Every good Christmas movie has a Scrooge character and It's a Wonderful Life is no different.  Lionel Barrymore portrays Henry F. Potter, Bedford Falls' villain, with a grit and cruelty we haven't seen since yesterday's headlines regarding our president. ZING! Potter is a greedy, sinister, corrupt, capitalist slumlord who will do anything he can to fill his pockets. He puts his name on every development he owns in town; he cares nothing of other people or their children and families; he bribes, cheats, and steals... and, referring to an Italian man who is friends with George Bailey as a "garlic eater"—he is racist to boot.

It's impossible to watch this movie today and not see our 2018 society mirroring back. Greed and opulence as something to frown upon seems like a quaint notion anymore.

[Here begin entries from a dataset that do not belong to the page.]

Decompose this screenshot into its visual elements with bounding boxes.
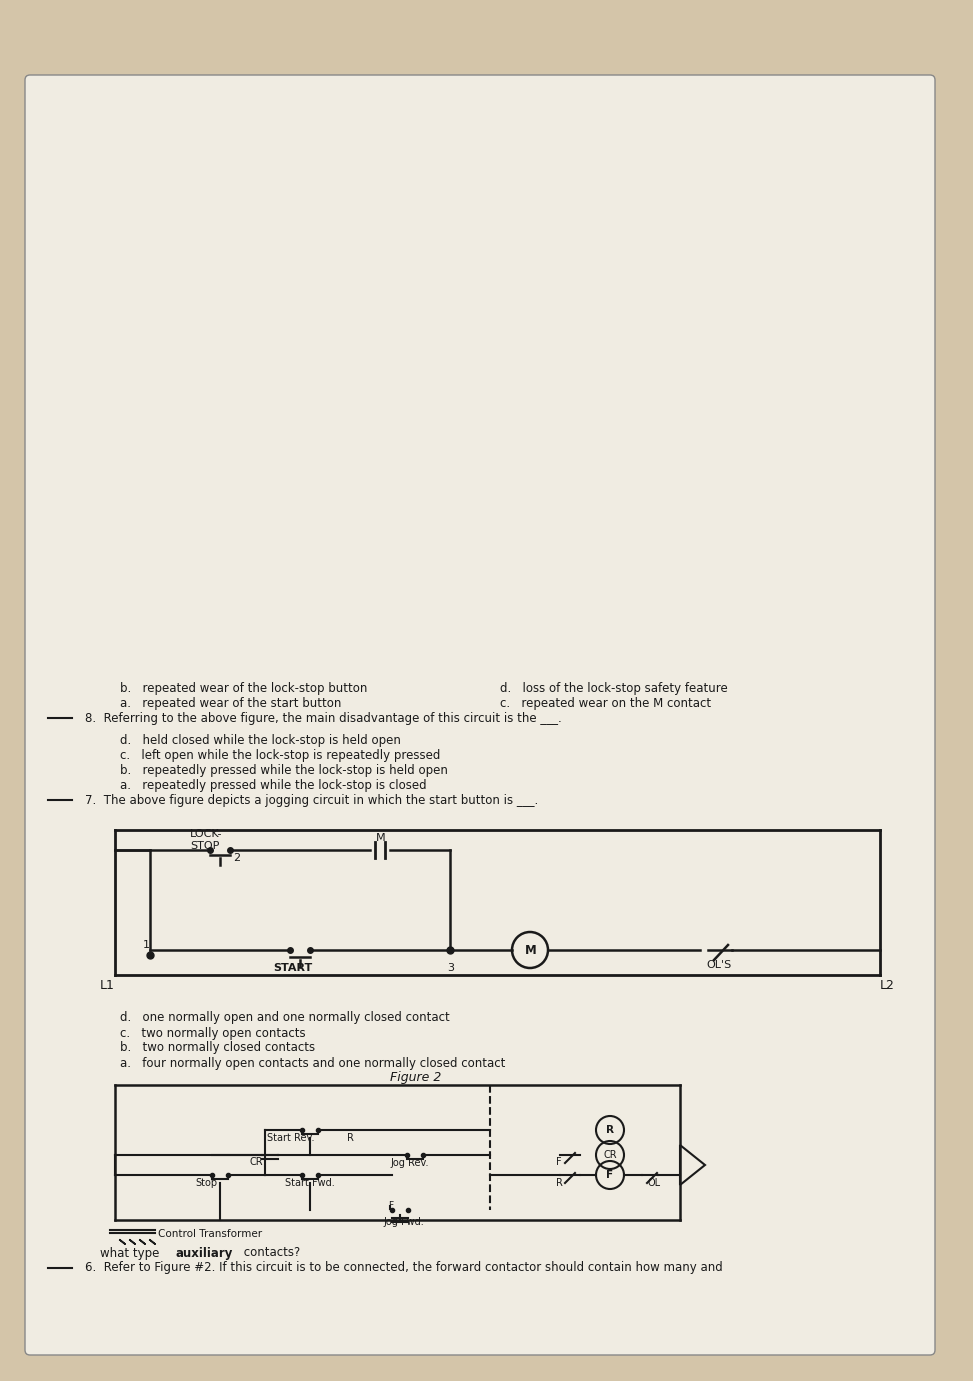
Text: d.   one normally open and one normally closed contact: d. one normally open and one normally cl… (120, 1011, 450, 1025)
Text: Control Transformer: Control Transformer (158, 1229, 262, 1239)
Text: CR: CR (604, 1150, 618, 1160)
Text: R: R (556, 1178, 562, 1188)
Text: M: M (376, 833, 385, 842)
Text: 6.  Refer to Figure #2. If this circuit is to be connected, the forward contacto: 6. Refer to Figure #2. If this circuit i… (85, 1261, 723, 1275)
Text: b.   repeated wear of the lock-stop button: b. repeated wear of the lock-stop button (120, 681, 368, 695)
Text: contacts?: contacts? (240, 1247, 301, 1259)
Text: a.   four normally open contacts and one normally closed contact: a. four normally open contacts and one n… (120, 1056, 505, 1069)
Text: auxiliary: auxiliary (176, 1247, 234, 1259)
Text: b.   two normally closed contacts: b. two normally closed contacts (120, 1041, 315, 1055)
Text: OL'S: OL'S (706, 960, 732, 969)
Text: L2: L2 (880, 979, 895, 992)
Text: L1: L1 (100, 979, 115, 992)
Text: LOCK-
STOP: LOCK- STOP (190, 829, 223, 851)
Text: b.   repeatedly pressed while the lock-stop is held open: b. repeatedly pressed while the lock-sto… (120, 764, 448, 776)
Text: F: F (388, 1200, 393, 1210)
Text: Stop: Stop (195, 1178, 217, 1188)
Text: c.   two normally open contacts: c. two normally open contacts (120, 1026, 306, 1040)
Text: d.   loss of the lock-stop safety feature: d. loss of the lock-stop safety feature (500, 681, 728, 695)
Text: what type: what type (100, 1247, 163, 1259)
Text: 2: 2 (233, 853, 240, 863)
Text: R: R (347, 1132, 354, 1143)
Text: 7.  The above figure depicts a jogging circuit in which the start button is ___.: 7. The above figure depicts a jogging ci… (85, 794, 538, 807)
Text: 8.  Referring to the above figure, the main disadvantage of this circuit is the : 8. Referring to the above figure, the ma… (85, 711, 561, 725)
Text: OL: OL (648, 1178, 661, 1188)
Text: F: F (556, 1157, 561, 1167)
FancyBboxPatch shape (25, 75, 935, 1355)
Text: d.   held closed while the lock-stop is held open: d. held closed while the lock-stop is he… (120, 733, 401, 747)
Text: F: F (606, 1170, 613, 1179)
Text: Figure 2: Figure 2 (390, 1072, 442, 1084)
Text: c.   left open while the lock-stop is repeatedly pressed: c. left open while the lock-stop is repe… (120, 749, 441, 761)
Text: Start Rev.: Start Rev. (267, 1132, 314, 1143)
Text: 3: 3 (447, 963, 454, 974)
Text: Jog Fwd.: Jog Fwd. (383, 1217, 424, 1226)
Text: c.   repeated wear on the M contact: c. repeated wear on the M contact (500, 696, 711, 710)
Text: CR: CR (250, 1157, 264, 1167)
Text: a.   repeatedly pressed while the lock-stop is closed: a. repeatedly pressed while the lock-sto… (120, 779, 426, 791)
Text: 1: 1 (143, 940, 150, 950)
Text: START: START (273, 963, 312, 974)
Text: Jog Rev.: Jog Rev. (390, 1159, 428, 1168)
Text: a.   repeated wear of the start button: a. repeated wear of the start button (120, 696, 342, 710)
Text: R: R (606, 1126, 614, 1135)
Text: M: M (525, 943, 537, 957)
Text: Start Fwd.: Start Fwd. (285, 1178, 335, 1188)
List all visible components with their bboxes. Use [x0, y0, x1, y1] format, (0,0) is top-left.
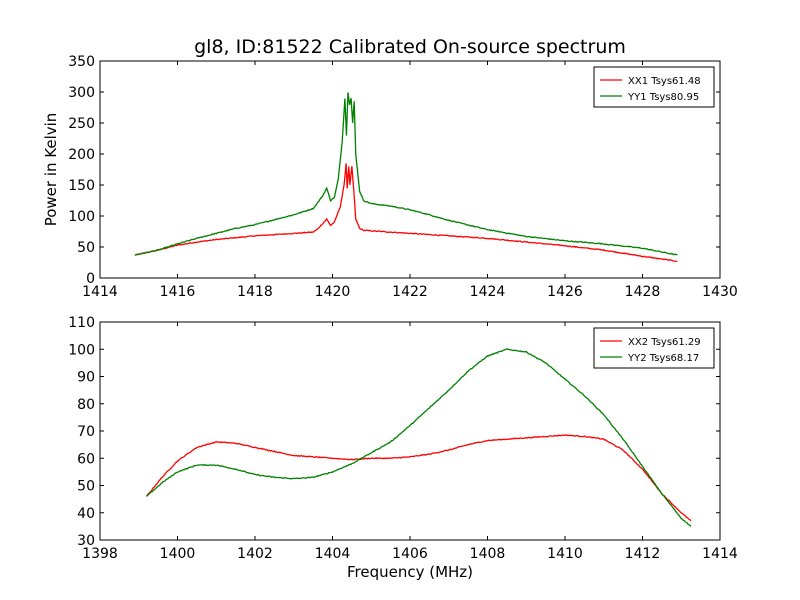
x-tick-label: 1416	[160, 284, 196, 300]
x-tick-label: 1406	[392, 546, 428, 562]
y-tick-label: 250	[68, 116, 95, 132]
chart-title: gl8, ID:81522 Calibrated On-source spect…	[194, 36, 626, 58]
y-tick-label: 30	[77, 533, 95, 549]
x-tick-label: 1430	[702, 284, 738, 300]
series-line-top-xx	[134, 163, 678, 262]
y-tick-label: 40	[77, 506, 95, 522]
x-tick-label: 1424	[470, 284, 506, 300]
y-axis-label: Power in Kelvin	[42, 113, 60, 227]
top-panel: 1414 1416 1418 1420 1422 1424 1426 1428 1430 0 50 1…	[42, 54, 738, 300]
legend: XX1 Tsys61.48 YY1 Tsys80.95	[593, 66, 715, 108]
legend-label: XX2 Tsys61.29	[628, 337, 701, 348]
series-line-top-yy	[134, 92, 678, 256]
y-tick-label: 80	[77, 397, 95, 413]
x-tick-label: 1422	[392, 284, 428, 300]
legend-label: YY2 Tsys68.17	[627, 353, 699, 364]
x-tick-label: 1402	[237, 546, 273, 562]
y-tick-label: 50	[77, 240, 95, 256]
x-tick-label: 1420	[315, 284, 351, 300]
x-tick-label: 1414	[82, 284, 118, 300]
x-tick-label: 1426	[547, 284, 583, 300]
x-tick-label: 1400	[160, 546, 196, 562]
x-axis-label: Frequency (MHz)	[347, 563, 473, 581]
y-tick-label: 90	[77, 370, 95, 386]
y-tick-label: 150	[68, 178, 95, 194]
series-line-bottom-yy	[145, 348, 692, 527]
y-tick-label: 100	[68, 209, 95, 225]
x-tick-label: 1408	[470, 546, 506, 562]
y-tick-label: 50	[77, 479, 95, 495]
x-tick-label: 1418	[237, 284, 273, 300]
y-tick-label: 0	[86, 271, 95, 287]
y-tick-label: 60	[77, 451, 95, 467]
y-tick-label: 110	[68, 315, 95, 331]
x-tick-label: 1404	[315, 546, 351, 562]
x-tick-label: 1412	[625, 546, 661, 562]
y-tick-label: 300	[68, 85, 95, 101]
y-tick-label: 100	[68, 342, 95, 358]
x-tick-label: 1428	[625, 284, 661, 300]
series-line-bottom-xx	[145, 434, 692, 522]
legend-label: XX1 Tsys61.48	[628, 76, 701, 87]
x-tick-label: 1410	[547, 546, 583, 562]
y-tick-label: 350	[68, 54, 95, 70]
legend: XX2 Tsys61.29 YY2 Tsys68.17	[593, 327, 715, 369]
x-tick-label: 1414	[702, 546, 738, 562]
x-tick-label: 1398	[82, 546, 118, 562]
bottom-panel: 1398 1400 1402 1404 1406 1408 1410 1412 1414 30 40…	[68, 315, 738, 581]
legend-label: YY1 Tsys80.95	[627, 92, 699, 103]
y-tick-label: 200	[68, 147, 95, 163]
y-tick-label: 70	[77, 424, 95, 440]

Everyone is trying to sell us something. Do you have enough stuff? Do you have the right stuff? Have you bought all the stuff? 

Enough with the stuff!

Let's embrace the George Baileys of the world! Donate to your employer's Adopt-A-Family this year if you can afford it, give a dollar or two to that GoFundMe, send a care package to an old friend who's having a hard time, write a letter to your grandma! George Bailey touched so many lives without knowing it, as do we all. We don't need a guardian angel to wipe our neighbors' memories of us—or worse—turn our spouses INTO LIBRARIANS to give us that boost to do the right thing.

 We can be the George Baileys and be there for the George Baileys! Why AM I YELLING!? Because this movie gives me hope. George was wrong about a lot of things—namely that his friends and family could not help him in his time of need.  As Clarence so eloquently says to George at the end of the film, "No man is a failure who has friends." *CUE MORE TEARS*

—Sarah Mathews is an Accounts Assistant at Lawrence Public Library.